- Born: 1850 Piraeus
- Died: 1913 ) Salamina, Greece
- Occupation: navy leader

= Ioannis A. Miaoulis =

Greek naval officer

Ioannis A. Miaoulis (Greek: Ιωάννης Α. Μιαούλης, 1850–1913) was a Greek naval officer. He was a relative of Antonios Miaoulis (a revolutionary leader), and was a member of the Miaoulis family from Hydra.

==Biography==
He was born in Piraeus in 1850, and enrolled into the Navy Academy, teaming up as a second level in 1874. He was ranked up to a mark of a rear-admiral, and during the Greco-Turkish War of 1897, he was ranked with a mark of lieutenant commander as a leader of the steamship Pineios.

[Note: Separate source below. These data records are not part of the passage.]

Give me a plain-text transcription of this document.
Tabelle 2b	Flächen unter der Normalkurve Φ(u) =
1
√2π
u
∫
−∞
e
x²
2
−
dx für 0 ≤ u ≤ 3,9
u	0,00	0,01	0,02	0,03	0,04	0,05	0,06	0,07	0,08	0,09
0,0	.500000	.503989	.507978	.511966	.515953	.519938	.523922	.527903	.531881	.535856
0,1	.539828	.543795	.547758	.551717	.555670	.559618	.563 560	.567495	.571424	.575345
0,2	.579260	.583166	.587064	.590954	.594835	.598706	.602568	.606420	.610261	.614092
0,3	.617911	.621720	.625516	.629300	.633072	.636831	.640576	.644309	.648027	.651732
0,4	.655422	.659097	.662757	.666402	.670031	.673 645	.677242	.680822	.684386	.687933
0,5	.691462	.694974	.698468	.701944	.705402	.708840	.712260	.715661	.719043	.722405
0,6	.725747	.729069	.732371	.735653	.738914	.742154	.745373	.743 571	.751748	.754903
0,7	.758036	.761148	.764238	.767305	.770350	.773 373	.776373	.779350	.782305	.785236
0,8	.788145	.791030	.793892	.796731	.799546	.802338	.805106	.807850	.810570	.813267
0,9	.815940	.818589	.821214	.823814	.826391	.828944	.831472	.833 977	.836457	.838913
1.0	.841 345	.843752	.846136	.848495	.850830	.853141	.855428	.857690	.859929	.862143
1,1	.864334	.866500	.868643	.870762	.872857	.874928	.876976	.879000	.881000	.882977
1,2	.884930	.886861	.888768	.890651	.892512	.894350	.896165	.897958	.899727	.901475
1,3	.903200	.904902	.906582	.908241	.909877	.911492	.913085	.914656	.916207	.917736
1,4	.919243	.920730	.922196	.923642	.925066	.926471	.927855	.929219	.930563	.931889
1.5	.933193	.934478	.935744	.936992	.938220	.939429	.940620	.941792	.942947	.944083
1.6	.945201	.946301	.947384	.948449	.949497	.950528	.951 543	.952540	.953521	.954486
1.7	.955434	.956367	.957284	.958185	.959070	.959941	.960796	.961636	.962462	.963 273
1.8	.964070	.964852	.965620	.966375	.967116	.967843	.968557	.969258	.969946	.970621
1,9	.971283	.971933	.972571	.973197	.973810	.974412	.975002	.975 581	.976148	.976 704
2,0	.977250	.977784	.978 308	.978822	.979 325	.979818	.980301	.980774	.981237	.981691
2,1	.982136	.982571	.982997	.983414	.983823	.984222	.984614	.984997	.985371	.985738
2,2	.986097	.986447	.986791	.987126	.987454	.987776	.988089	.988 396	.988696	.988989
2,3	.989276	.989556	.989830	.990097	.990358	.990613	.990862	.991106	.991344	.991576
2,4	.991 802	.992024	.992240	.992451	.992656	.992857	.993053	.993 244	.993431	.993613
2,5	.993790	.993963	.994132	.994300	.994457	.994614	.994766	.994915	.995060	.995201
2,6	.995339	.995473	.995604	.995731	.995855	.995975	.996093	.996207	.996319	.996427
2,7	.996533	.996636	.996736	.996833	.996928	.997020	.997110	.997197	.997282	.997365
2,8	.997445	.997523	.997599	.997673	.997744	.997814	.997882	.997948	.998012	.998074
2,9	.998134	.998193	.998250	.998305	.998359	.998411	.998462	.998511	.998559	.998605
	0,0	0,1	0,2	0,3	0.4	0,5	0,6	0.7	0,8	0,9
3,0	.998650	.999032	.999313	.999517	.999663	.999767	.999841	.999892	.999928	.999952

He also admirably from one of the navy leaders of the Great Powers, with the help from chiefs of Prince George of Greece of the torpedo's fate, made it over target boat Eta and captured the steamship Georgios of the Turkish shipping company "Hagi Daut Farkuh" which it got Turkish soldiers in the battle of Crete. Later on, he captured the sailboat ship which he entered the English pro-Turkish politician and journalist A. Bartlett, an autographer of the sultan' letter to the Turkish military leader of Crete Ethem Pasha.

He died as a rear-admiral at the Salamina Navy Yard in 1913.